Kinsella is general counsel of Applied Optoelectronics, Inc. of Sugar Land, Texas. A practicing intellectual property attorney and former adjunct professor of law at South Texas College of Law, where he taught computer law, Kinsella is actively involved with libertarian legal and political theory, and is an adjunct scholar of the Mises Institute as well as the former Book Review Editor for the Institute's Journal of Libertarian Studies. He is also a contributor to the news and opinion blog at LewRockwell.com and is the creator of Libertarian Papers, a peer-reviewed online journal published under the Creative Commons Attribution 3.0 License.[1]
He writes that, after college, he "began to put more emphasis on Austrian economics and paleolibertarian insights of Rothbard, Hans-Hermann Hoppe, and Rockwell."[2]

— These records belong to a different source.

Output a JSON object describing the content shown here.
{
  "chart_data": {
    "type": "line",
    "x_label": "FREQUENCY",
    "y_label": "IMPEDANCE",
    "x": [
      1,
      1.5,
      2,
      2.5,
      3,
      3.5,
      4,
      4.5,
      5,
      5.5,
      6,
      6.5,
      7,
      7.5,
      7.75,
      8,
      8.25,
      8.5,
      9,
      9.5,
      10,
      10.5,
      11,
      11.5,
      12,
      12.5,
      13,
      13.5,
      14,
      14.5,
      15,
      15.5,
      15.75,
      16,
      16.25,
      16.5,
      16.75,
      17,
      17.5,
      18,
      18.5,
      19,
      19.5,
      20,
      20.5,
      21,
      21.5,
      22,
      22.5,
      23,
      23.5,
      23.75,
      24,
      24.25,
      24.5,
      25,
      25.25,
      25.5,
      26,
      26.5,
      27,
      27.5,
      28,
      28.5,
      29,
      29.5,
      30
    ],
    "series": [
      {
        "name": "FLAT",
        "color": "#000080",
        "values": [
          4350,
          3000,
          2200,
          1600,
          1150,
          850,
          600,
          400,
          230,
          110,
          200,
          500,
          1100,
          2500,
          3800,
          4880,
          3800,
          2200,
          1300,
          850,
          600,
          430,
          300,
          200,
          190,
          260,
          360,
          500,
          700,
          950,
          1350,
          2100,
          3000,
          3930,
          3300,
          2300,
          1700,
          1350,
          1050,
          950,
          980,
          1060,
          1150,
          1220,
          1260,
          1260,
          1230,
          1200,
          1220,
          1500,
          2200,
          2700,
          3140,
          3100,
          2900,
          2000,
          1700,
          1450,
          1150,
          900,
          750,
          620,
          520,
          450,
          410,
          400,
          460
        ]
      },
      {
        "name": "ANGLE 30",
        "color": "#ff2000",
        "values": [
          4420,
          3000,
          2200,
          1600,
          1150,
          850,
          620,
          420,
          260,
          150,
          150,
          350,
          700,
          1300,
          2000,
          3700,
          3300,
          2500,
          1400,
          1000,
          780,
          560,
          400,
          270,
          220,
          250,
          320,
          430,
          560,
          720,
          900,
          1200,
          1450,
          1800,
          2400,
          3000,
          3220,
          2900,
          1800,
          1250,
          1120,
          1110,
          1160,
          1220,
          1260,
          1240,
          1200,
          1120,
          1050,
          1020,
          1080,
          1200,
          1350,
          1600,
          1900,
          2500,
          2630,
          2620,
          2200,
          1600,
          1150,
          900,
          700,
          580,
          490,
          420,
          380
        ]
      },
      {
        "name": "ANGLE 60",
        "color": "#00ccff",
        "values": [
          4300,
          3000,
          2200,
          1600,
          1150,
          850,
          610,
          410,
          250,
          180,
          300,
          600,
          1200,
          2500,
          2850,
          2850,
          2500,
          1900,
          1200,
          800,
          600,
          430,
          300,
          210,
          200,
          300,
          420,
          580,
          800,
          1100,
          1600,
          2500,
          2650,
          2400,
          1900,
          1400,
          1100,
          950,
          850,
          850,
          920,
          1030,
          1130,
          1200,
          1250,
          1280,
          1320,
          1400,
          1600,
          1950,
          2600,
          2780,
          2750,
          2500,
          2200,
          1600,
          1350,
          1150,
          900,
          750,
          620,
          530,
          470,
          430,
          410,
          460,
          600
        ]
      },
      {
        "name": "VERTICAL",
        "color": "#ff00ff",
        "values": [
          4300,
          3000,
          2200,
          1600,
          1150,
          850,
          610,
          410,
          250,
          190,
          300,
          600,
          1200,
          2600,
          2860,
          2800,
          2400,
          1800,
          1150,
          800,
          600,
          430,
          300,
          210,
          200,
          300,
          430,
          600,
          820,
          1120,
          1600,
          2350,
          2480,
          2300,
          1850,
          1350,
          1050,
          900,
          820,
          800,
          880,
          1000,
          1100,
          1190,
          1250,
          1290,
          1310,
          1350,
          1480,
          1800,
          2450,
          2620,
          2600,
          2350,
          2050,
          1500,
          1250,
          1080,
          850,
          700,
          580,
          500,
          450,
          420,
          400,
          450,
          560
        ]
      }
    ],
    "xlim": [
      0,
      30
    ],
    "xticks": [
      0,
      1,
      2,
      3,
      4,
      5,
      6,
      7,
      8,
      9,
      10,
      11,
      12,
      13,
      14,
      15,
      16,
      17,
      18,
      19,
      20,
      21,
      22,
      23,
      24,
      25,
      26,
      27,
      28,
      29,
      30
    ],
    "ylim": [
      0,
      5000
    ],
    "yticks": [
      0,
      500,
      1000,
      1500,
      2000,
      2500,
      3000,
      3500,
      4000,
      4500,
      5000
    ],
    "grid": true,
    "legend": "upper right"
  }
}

Kinsella's legal publications include books and articles about patent law, contract law, e-commerce law, international law and other topics. Kinsella has also published and lectured on a variety of libertarian topics, often combining libertarian and legal analysis. Kinsella's views on contract theory, causation and the law, intellectual property, and rights theory (in particular his estoppel theory) are his main contributions to libertarian theory.
In contract theory, he extends Murray Rothbard's[3] and Williamson Evers's[4] title transfer theory of contract linking it with inalienability theory while also attempting to clarify that theory.[5] Kinsella advances a theory of causation that attempts to explain why remote actors can be liable under libertarian theory.[6] He gives non-utilitarian arguments for intellectual property being incompatible with libertarian property rights principles.[7] He offers a discourse ethics argument for the justification of individual rights, using an extension of the concept of estoppel.[8]